Photographs of snow, sunlight and children in dark funeral outfits served as the backdrop to a Tuesday lecture at Green Hall by visiting artist in photography Anna Gaskell ART ’95.

Gaskell spoke about depicting movement and narrative in images to an audience of 20 graduate students in photography studying with professor Gregory Crewdson. The artist discussed two series of photographs and a 30-minute film, presenting and commenting on each work in turn.

The first collection of pictures Gaskell showed, called “Turns Gravity,” dates from 2010 and is the artist’s take on a cult, she said.

“The children in the photographs are struggling between being [indoctrinated] or not,” Gaskell said.

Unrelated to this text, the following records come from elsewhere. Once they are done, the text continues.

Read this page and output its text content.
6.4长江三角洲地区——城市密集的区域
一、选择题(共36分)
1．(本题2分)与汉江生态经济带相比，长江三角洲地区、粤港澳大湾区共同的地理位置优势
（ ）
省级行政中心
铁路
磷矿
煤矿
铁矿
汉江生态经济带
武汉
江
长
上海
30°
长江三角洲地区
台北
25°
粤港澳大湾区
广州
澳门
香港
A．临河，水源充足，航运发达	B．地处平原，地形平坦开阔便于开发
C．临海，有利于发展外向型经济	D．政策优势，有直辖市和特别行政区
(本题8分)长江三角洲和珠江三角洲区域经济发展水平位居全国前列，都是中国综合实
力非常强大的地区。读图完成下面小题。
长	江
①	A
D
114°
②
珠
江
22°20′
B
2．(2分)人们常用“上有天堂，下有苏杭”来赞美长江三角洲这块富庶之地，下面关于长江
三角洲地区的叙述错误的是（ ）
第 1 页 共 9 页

She added that snow and the all-black clothing are meant to convey spiritual bankruptcy in a recognizable landscape.

The second series comprised photographs of fighting ballerinas, reflecting a pursuit of perfection in dance that Gaskell said she finds disturbing but intriguing.

“What I find fascinating here is the femininity of a dancer,” she said. “In ballet, there’s such a thing as ‘perfect.’ You don’t have that in any other art form.”

She added that this work is still developing, noting that she only took the photographs last week.

Gaskell said she took her first foray into the representation of dancing with the movie “SOSW Ballet,” which she played for the audience. She made the film by staging a ballet with special needs children between the ages of eight and eighteen at the Special School of Podgórki in Poland, which she visited last October at a friend’s suggestion. This school had particular resonance for her, Gaskell said, because she felt that it represented the blossoming of acceptance for those with special needs in Poland.

“I was excited about how the kids didn’t know what they couldn’t do,” she said. “And since I don’t speak Polish and they don’t speak English, dance [seemed to be] the most organic way to make something with them.”

Gaskell said that film and still photography serve different purposes in her work as an artist. While photography allows the viewer a glimpse of a scene, inviting him or her to build around it in their heads, Gaskell said video helps her when she has a broader message that cannot be communicated via still work.

The artist said that while she varies her media, she consistently shows an interest in depicting children as symbols in her art.

“Kids bring a lot to the work in a way adults can’t, just because you can’t control them. There’s always the risk of an accident,” Gaskell said. “I love how they’re doing whatever the hell they want to do, and so it doesn’t look so staged.”

Because of this aversion to photographs that appear staged, Gaskell said she would hate to work with a professional actor.

While Gaskell did not reveal the specific details of her next project, she did say that it would involve working with a choreographer again, this time to perform Vaslav Nijinsky’s dances from “The Rite of Spring” in both a film and an actual performance.

Gaskell has shown her work at museums such as the Guggenheim and the Brooklyn Museum in New York and received the award for Best Documentary Short Film at the 2009 Los Angeles Film Festival.